La vérité a toujours semblé très compliquée à établir. Les déclarations ne concordent pas avec les faits et chaque aveu est resté partiel. « Un des accusés ne dit pas la vérité », a déploré d’ailleurs un avocat de la défense face aux versions contradictoires de chacun.

Les différents témoins entendus à la barre n’ont pas plus été capables d’éclairer la situation. Aujourd’hui encore, beaucoup de zones d’ombre persistent et trop de questions restent sans réponses malgré le rendu du verdict.

Bissonnet, décidé à ne pas capituler

Au début du procès, assis sur le banc des accusés, Jean-Michel Bissonnet a pu parfois sembler étonnamment calme, presque indifférent à ce qui était dit. Pourtant, il lui est arrivé de s’emporter, de plus en plus avec le temps.

Lors de la troisième semaine d’audience par exemple, fatigué d’être traité en coupable, il se met à hurler : « Je suis innocent ! Je suis la deuxième victime de cette affaire. Trente ans de couple, je sais ce que c’est. Je sais ce que j’ai fait. » Puis pointant Meziane Belkacem du doigt, il affirme : « Pour moi l’homme que vous poussez à condamner n’est pas coupable. »

Ces trois derniers jours, il a même décidé de ne plus se présenter au procès, exaspéré par ce qu’il qualifie de « mensonges » au sein d’une « enquête à charge depuis le début ». Stéphanie Archambault, experte psychologique qui l’a rencontré, affirme d’ailleurs qu’il « passait sans transition d’un état émotionnel à un autre. »

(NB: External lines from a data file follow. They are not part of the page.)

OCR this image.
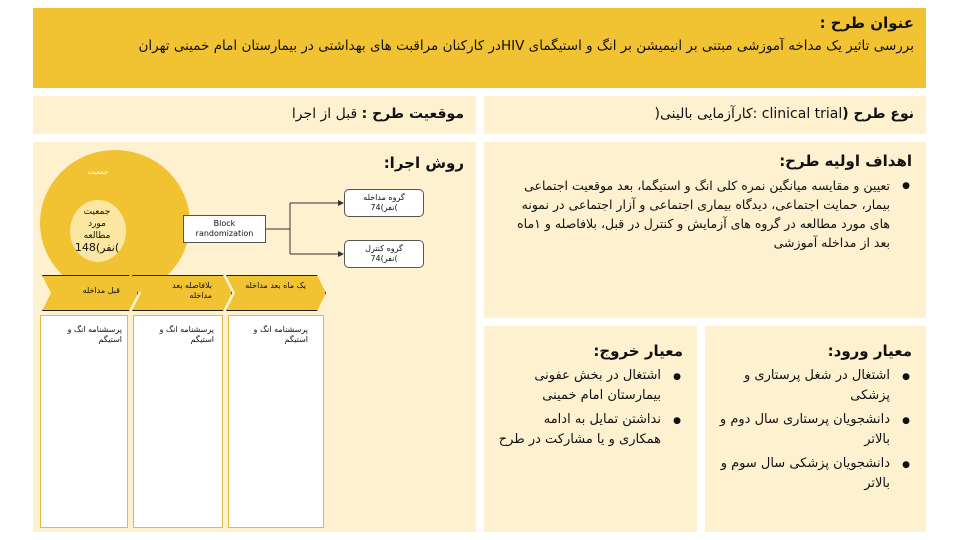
عنوان طرح :
بررسی تاثیر یک مداخه آموزشی مبتنی بر انیمیشن بر انگ و استیگمای HIVدر کارکنان مراقبت های بهداشتی در بیمارستان امام خمینی تهران
موقعیت طرح : قبل از اجرا	نوع طرح (clinical trial :کارآزمایی بالینی(
روش اجرا:
جمعیت
جمعیت
مورد
مطالعه
148(نفر(
Block
randomization
گروه مداخله
74(نفر(
گروه کنترل
74(نفر(
قبل مداخله
بلافاصله بعد مداخله
یک ماه بعد مداخله
پرسشنامه انگ و
استیگم
پرسشنامه انگ و
استیگم
پرسشنامه انگ و
استیگم
اهداف اولیه طرح:
● تعیین و مقایسه میانگین نمره کلی انگ و استیگما، بعد موقعیت اجتماعی بیمار، حمایت اجتماعی، دیدگاه بیماری اجتماعی و آزار اجتماعی در نمونه های مورد مطالعه در گروه های آزمایش و کنترل در قبل، بلافاصله و ۱ماه بعد از مداخله آموزشی
معیار خروج:
● اشتغال در بخش عفونی بیمارستان امام خمینی
● نداشتن تمایل به ادامه همکاری و یا مشارکت در طرح
معیار ورود:
● اشتغال در شغل پرستاری و پزشکی
● دانشجویان پرستاری سال دوم و بالاتر
● دانشجویان پزشکی سال سوم و بالاتر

Malgré tout, beaucoup de personnes le pensent innocent, certaines allant même jusqu’à créer une « Association de soutien à Jean-Michel Bissonnet« .
Aujourd’hui, de retour dans la salle, il a encore réaffirmé son innocence lors de sa dernière déclaration.

Un jugement très attendu

Mardi 8 février, l’avocat général, Me Denier, a requis la prison à perpétuité contre Jean-Michel Bissonnet, 25 ans contre M. Belkacem et 10 ans contre le vicomte d’Harcourt.

Pour cette dernière journée, la grande salle du Tribunal de Montpellier est comble et la tension palpable. Les deux hommes qui avaient avoué leur implication dans le meurtre ont exprimé des regrets. Mais Bissonnet ne les a pas acceptés.

Après plus de cinq heures de délibération, la justice a tranché : 30 ans de réclusion pour Jean-Michel Bissonnet, qui s’est évanoui à l’annonce du verdict. Belkacem a été condamné à 20 ans de prison et Amaury d’Harcourt à 8 ans. Aujourd’hui, même si les jurés ont fait leur choix, il est probable que face au manque évident de preuves le doute persiste dans beaucoup de têtes.